Кострова Андрей знал давно и очень удивился, увидев его совсем не таким, каким привык видеть, – веселым и подвижным. На койке, натянув простыню до подбородка, лежал человек с потухшими, ввалившимися глазами.
– Спасибо, Андрюша, – сказал Костров унылым голосом. – Вот уж не думал, что ты зайдешь. – Он шмыгнул носом.
– Дядя Ваня, вы не волнуйтесь. У вас уже все в порядке. Врачи…
Костров подтянул простыню до самого рта.
– Прости, Андрюша. Я мало в такое верю…
– Во что? – не сразу понял Андрей.
– В то, что теперь все в порядке. Наоборот. Тогда мне повезло, а теперь добьют в любой момент. Я ведь свидетель. Поверь, принимаю лекарство, а сам боюсь – вдруг что подсыпали?
– Вы уж совсем, дядя Ваня… Все-таки мы еще не в Италии…
Костров тяжко вздохнул:
– Зато мафия у нас покруче ихней…
Костров вдруг встрепенулся, глаза его блеснули.
– Постой, тебе, наверное, наговорили, что я тронулся, а ты поверил? Так?
– Что вы, дядя Ваня, – смутился Андрей.
– Они всем это говорят, – утвердил Костров, не обращая внимания на оправдание. – И правда, если хочешь знать: я трухнул. Да еще как! И что с того? Чтобы в меня стреляли – я не приучен. Это дело малоприятное, Андрюша. И вот теперь боюсь, чтобы такое не повторилось.
– Больше вас никто не тронет.
– Не надо, Андрюша. Я видел его глаза. На морде черный чулок, в прорези зрачки блестят. Как у зверя. Клянусь, такой вернется…
– Это у вас нервное. – Андрей положил ладонь на костлявое плечо Кострова.

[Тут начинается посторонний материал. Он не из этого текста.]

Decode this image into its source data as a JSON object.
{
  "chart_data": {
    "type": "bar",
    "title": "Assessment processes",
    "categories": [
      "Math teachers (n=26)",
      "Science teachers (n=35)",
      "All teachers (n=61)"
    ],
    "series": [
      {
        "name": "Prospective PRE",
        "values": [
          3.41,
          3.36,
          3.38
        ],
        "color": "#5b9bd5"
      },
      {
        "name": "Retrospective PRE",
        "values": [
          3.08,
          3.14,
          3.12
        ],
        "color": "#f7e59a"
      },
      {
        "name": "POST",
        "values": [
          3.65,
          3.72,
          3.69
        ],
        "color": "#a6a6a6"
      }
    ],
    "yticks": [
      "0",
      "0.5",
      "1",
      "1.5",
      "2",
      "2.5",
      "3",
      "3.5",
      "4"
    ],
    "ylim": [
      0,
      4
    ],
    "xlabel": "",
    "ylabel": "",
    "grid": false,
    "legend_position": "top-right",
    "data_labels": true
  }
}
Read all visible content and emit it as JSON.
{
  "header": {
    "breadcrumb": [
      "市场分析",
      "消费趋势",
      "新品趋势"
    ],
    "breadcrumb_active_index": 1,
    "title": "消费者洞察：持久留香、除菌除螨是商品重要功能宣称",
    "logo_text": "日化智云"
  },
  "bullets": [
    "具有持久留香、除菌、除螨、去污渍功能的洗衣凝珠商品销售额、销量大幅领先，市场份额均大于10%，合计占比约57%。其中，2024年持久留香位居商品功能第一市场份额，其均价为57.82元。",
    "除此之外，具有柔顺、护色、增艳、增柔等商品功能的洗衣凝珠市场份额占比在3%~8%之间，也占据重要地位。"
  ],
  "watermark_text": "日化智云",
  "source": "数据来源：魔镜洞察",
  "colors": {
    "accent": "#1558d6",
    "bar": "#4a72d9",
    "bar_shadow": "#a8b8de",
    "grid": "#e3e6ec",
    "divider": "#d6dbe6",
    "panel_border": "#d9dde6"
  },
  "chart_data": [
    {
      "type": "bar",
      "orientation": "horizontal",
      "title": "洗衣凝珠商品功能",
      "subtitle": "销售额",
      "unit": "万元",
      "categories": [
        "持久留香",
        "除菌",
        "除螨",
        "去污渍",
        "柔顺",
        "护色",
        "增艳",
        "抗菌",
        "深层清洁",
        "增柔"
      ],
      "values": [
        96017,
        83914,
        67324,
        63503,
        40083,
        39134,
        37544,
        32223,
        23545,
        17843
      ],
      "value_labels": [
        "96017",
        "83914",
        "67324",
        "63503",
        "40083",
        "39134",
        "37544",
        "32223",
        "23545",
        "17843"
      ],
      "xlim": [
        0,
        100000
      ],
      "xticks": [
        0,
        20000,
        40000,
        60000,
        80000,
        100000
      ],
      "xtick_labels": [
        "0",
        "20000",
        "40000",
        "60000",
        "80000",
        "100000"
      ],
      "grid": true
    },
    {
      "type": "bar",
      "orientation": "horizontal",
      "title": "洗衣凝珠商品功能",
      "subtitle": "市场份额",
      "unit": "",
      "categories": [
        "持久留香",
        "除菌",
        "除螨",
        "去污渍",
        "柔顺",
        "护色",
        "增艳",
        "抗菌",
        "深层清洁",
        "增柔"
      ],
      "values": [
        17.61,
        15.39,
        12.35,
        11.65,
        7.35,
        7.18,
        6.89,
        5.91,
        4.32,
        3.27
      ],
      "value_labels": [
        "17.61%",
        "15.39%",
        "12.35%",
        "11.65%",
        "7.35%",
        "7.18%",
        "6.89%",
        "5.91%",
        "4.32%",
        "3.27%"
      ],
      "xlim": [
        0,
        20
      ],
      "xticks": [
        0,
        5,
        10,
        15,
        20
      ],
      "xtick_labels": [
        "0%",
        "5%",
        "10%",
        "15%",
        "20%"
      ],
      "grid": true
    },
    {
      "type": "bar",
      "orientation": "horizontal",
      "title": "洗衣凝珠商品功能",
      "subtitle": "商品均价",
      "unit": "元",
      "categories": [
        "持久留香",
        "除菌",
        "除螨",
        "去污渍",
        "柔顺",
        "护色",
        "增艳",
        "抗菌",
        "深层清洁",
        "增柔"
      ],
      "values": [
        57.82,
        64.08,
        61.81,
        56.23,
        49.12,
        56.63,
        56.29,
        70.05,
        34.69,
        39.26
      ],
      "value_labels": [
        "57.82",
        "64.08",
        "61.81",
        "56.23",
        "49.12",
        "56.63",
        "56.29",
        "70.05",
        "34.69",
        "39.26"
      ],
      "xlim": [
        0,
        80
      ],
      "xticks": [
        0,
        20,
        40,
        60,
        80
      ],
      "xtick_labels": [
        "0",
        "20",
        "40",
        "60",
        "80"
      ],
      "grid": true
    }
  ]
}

Тот посмотрел пристально и спросил:
–Ты все еще мне не веришь? Считаешь, что я со страху?
– Ну, не совсем…
– Значит, считаешь, – подвел итог Костров. – И зря. Им твой отец мешал. Вот они его и выбили…
– Кто – они?
Костров нервно шевельнулся под простыней и замолчал, прикрыв глаза. Тогда Андрей повторил вопрос, изменив его форму.
– Почему вы думаете, что охотились именно за отцом? В милиции считают, что произошла ошибка.
– А ты больше верь, что скажут в милиции, – проговорил Костров из-под простыни. И замолчал испуганно.
– Ну? – подтолкнул его Андрей.
– Вот те и ну. Они говорят не то, что случается, а как им самим удобно.
– Почему вы так думаете, дядя Ваня?
– Причины имеются. Был ведь у меня следователь. Протокол составил. Ушей он, конечно, не затыкал, но смотрел через меня на стену, как сквозь стекло.
– И все же это не доказывает, что охота шла именно за отцом.
– Не веришь, – обиженно утвердил Костров. Он взял с тумбочки стакан с компотом и стал пить. Острый кадык на худой шее судорожно дергался: вверх-вниз, вверх-вниз. Напившись, поставил стакан, рукой отер губы.
– Верю, что вы так чувствуете, – примирительно успокоил его Андрей. – Но нужны факты. А у нас их нет. – Он специально сказал «у нас», чтобы еще больше не обижать собеседника.
– Есть, – вдруг сказал Костров и, словно обессилев, откинулся на подушку, закрыл глаза.
– Вы об этом рассказали следователю?
– Нет.
– Почему?
– Потому как сам узнал об этом позже.